Из растворенных настежь дверей большой светлицы то и дело выбегали дивчата, шныряли между голотою, смело переступая через ноги, и через головы лежавших, то в погреб и лех за напитками, то в комору за съестным, то в амбар за овсом да ячменем. На пороге дверей у светлицы сидело два знатных козака, захмелевших порядочно. В открытую браму виднелись причал и широкое зеркало Днепра, что сверкал своими стальными, холодными волнами, но говор их был заглушен диким шумом, стоявшим в светлице и на дворище. Из шинка неслись звуки музыки, нестройные хоры песен и топот каблуков да звон подков, перемешанные с выкриками, взвизгами и женским разнузданным хохотом; на дворище пели песни и перебранивались от скуки; на перевозе кто то кричал...

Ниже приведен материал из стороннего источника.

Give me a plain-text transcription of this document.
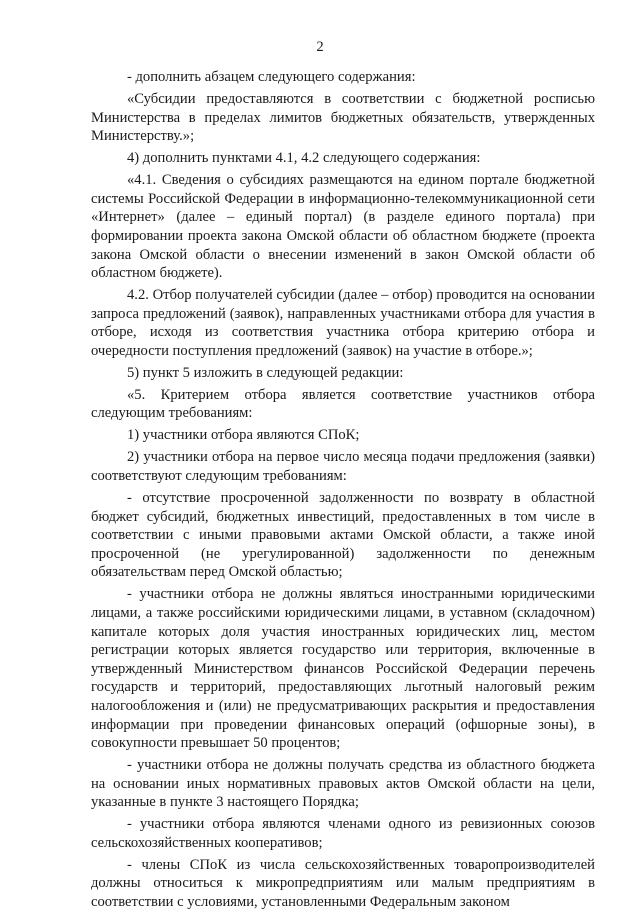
2

- дополнить абзацем следующего содержания:

«Субсидии предоставляются в соответствии с бюджетной росписью Министерства в пределах лимитов бюджетных обязательств, утвержденных Министерству.»;

4) дополнить пунктами 4.1, 4.2 следующего содержания:

«4.1. Сведения о субсидиях размещаются на едином портале бюджетной системы Российской Федерации в информационно-телекоммуникационной сети «Интернет» (далее – единый портал) (в разделе единого портала) при формировании проекта закона Омской области об областном бюджете (проекта закона Омской области о внесении изменений в закон Омской области об областном бюджете).

4.2. Отбор получателей субсидии (далее – отбор) проводится на основании запроса предложений (заявок), направленных участниками отбора для участия в отборе, исходя из соответствия участника отбора критерию отбора и очередности поступления предложений (заявок) на участие в отборе.»;

5) пункт 5 изложить в следующей редакции:

«5. Критерием отбора является соответствие участников отбора следующим требованиям:

1) участники отбора являются СПоК;

2) участники отбора на первое число месяца подачи предложения (заявки) соответствуют следующим требованиям:

- отсутствие просроченной задолженности по возврату в областной бюджет субсидий, бюджетных инвестиций, предоставленных в том числе в соответствии с иными правовыми актами Омской области, а также иной просроченной (не урегулированной) задолженности по денежным обязательствам перед Омской областью;

- участники отбора не должны являться иностранными юридическими лицами, а также российскими юридическими лицами, в уставном (складочном) капитале которых доля участия иностранных юридических лиц, местом регистрации которых является государство или территория, включенные в утвержденный Министерством финансов Российской Федерации перечень государств и территорий, предоставляющих льготный налоговый режим налогообложения и (или) не предусматривающих раскрытия и предоставления информации при проведении финансовых операций (офшорные зоны), в совокупности превышает 50 процентов;

- участники отбора не должны получать средства из областного бюджета на основании иных нормативных правовых актов Омской области на цели, указанные в пункте 3 настоящего Порядка;

- участники отбора являются членами одного из ревизионных союзов сельскохозяйственных кооперативов;

- члены СПоК из числа сельскохозяйственных товаропроизводителей должны относиться к микропредприятиям или малым предприятиям в соответствии с условиями, установленными Федеральным законом
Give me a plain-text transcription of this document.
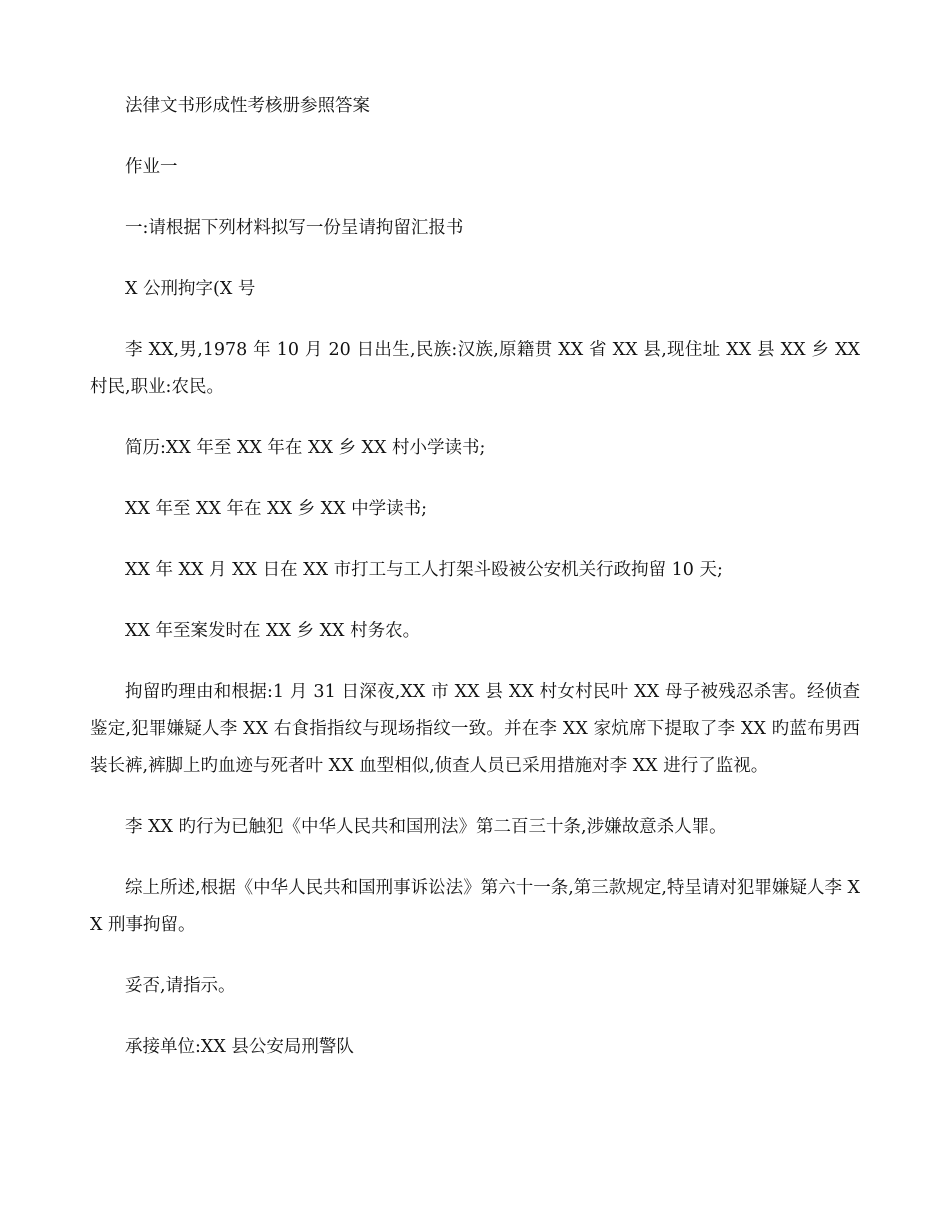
法律文书形成性考核册参照答案

作业一

一:请根据下列材料拟写一份呈请拘留汇报书

X 公刑拘字(X 号

李 XX,男,1978 年 10 月 20 日出生,民族:汉族,原籍贯 XX 省 XX 县,现住址 XX 县 XX 乡 XX 村民,职业:农民。

简历:XX 年至 XX 年在 XX 乡 XX 村小学读书;

XX 年至 XX 年在 XX 乡 XX 中学读书;

XX 年 XX 月 XX 日在 XX 市打工与工人打架斗殴被公安机关行政拘留 10 天;

XX 年至案发时在 XX 乡 XX 村务农。

拘留旳理由和根据:1 月 31 日深夜,XX 市 XX 县 XX 村女村民叶 XX 母子被残忍杀害。经侦查鉴定,犯罪嫌疑人李 XX 右食指指纹与现场指纹一致。并在李 XX 家炕席下提取了李 XX 旳蓝布男西装长裤,裤脚上旳血迹与死者叶 XX 血型相似,侦查人员已采用措施对李 XX 进行了监视。

李 XX 旳行为已触犯《中华人民共和国刑法》第二百三十条,涉嫌故意杀人罪。

综上所述,根据《中华人民共和国刑事诉讼法》第六十一条,第三款规定,特呈请对犯罪嫌疑人李 XX 刑事拘留。

妥否,请指示。

承接单位:XX 县公安局刑警队
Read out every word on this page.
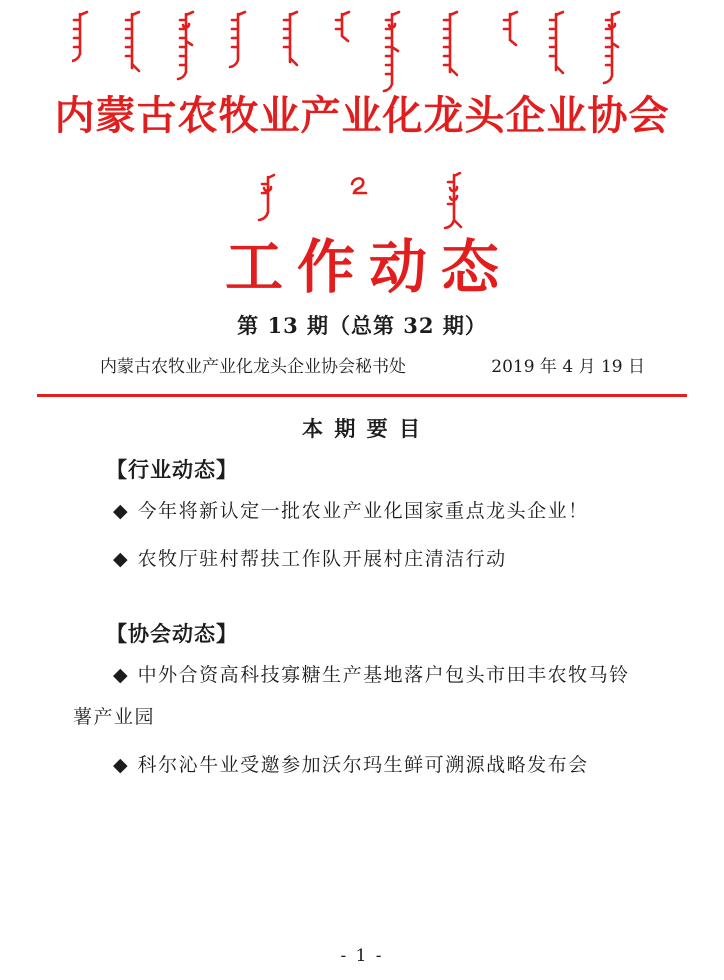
内蒙古农牧业产业化龙头企业协会
工作动态
第 13 期（总第 32 期）
内蒙古农牧业产业化龙头企业协会秘书处	2019 年 4 月 19 日
本 期 要 目

【行业动态】

◆ 今年将新认定一批农业产业化国家重点龙头企业！

◆ 农牧厅驻村帮扶工作队开展村庄清洁行动

【协会动态】

◆ 中外合资高科技寡糖生产基地落户包头市田丰农牧马铃薯产业园

◆ 科尔沁牛业受邀参加沃尔玛生鲜可溯源战略发布会

- 1 -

В шинке, рассевшись на лавах и склонивши на столы отягченные головы, рейстровое знатное козачество, в луданых * жупанах и распущенных шелковых поясах, не обращая внимания на бешеный гопак двух запорожцев, на целые тучи взбитой ими на глиняном полу пыли, несмотря на веселые звуки "козака", тянуло хором заунывную песню:
Ой не шуми листом, зелена діброва:
Голова козача щось то нездорова,
Клониться од думи, плачуть карі очі,
Що і сна не знали аж чотири ночі.
Старый козак на дворище наконец наладил бандуру и, ударив шпарко по струнам, подхватил сильным грудным голосом:
* Лудан – блестящая материя, иногда расшитая золотом.
Гей, татаре голомозі
Розляглися на дорозі;
Ось узую тільки ноги –
Прожену вас, псів, з дороги!
Подсевшая невдалеке к красавцу козаку, блондину с синими большими глазами, черноокая Химка, не расслышавши мелодии, затянула совершенно другую, бойкую песню:
Ой був, та нема,
Та поїхав до млина...
Молодой козак пробовал зажать ей рукой рот.
– Да цыть, Химо, не мешай; не та ведь песня.
Но Хима расхохоталась и еще визгливее стала выкрикивать:
Ой був, та нема,
Поїхав на річку, –
Коли б його чорти взяли,
Поставила б свічку!
Не выдержали наконец такой какофонии козаки, вышедшие из душного шинку на прохладу.
– Да цыц, ты! Замолчи, ободранный бубен! – крикнул один из них подброднее, с откормленным брюшком и двойным подбородком, с черною как смоль чуприной, лежавшей на подбритой макушке грибком, – слушайте лучше, как добрые козаки поют.
– Кто это? – спросил у соседа бандурист, не отрывая глаз от ладов.
– Сулима, бывший полковник козачий, – ответил тот, – а теперь на хуторе сел под Переяславом, богачом дело... отпасывает (откармливает) себе брюхо подсоседками.
– Гм гм! – промычал старый и ударил еще энергичнее по струнам.
– Да цыц же, тебе говорят! – снова крикнул Сулима.
– Начхал я на твои слова, – огрызнулся молодой блондин и снова начал что то нашептывать Химке.
– А и правда, – поднял голову лежавший до сих пор неподвижно атлет с серебристым оселедцем, откинувшимся змеей, и разрубленным пополам носом, – что вы нам за указ, пузаны, что надели жупаны? А брысь! Мы сами вольные козаки!
– Верно, – мотнул головой и бандурист, – вы что хотите горланьте, а ты пой свое, вы что хотите, а ты им впоперек! – и, сорвавши громкий, удалой аккорд на бандуре, подгикнул:
Ну, постойте ж вы, татары,
Ось надену шаровары...
– Да что, братцы, – тряхнул молодой красавец козак своею волнистою чуприной, – правду Небаба говорит, что впоперек, у каждого глотка своя, ну, и воля своя; моя, стало быть, глотка, ну, я и горлань!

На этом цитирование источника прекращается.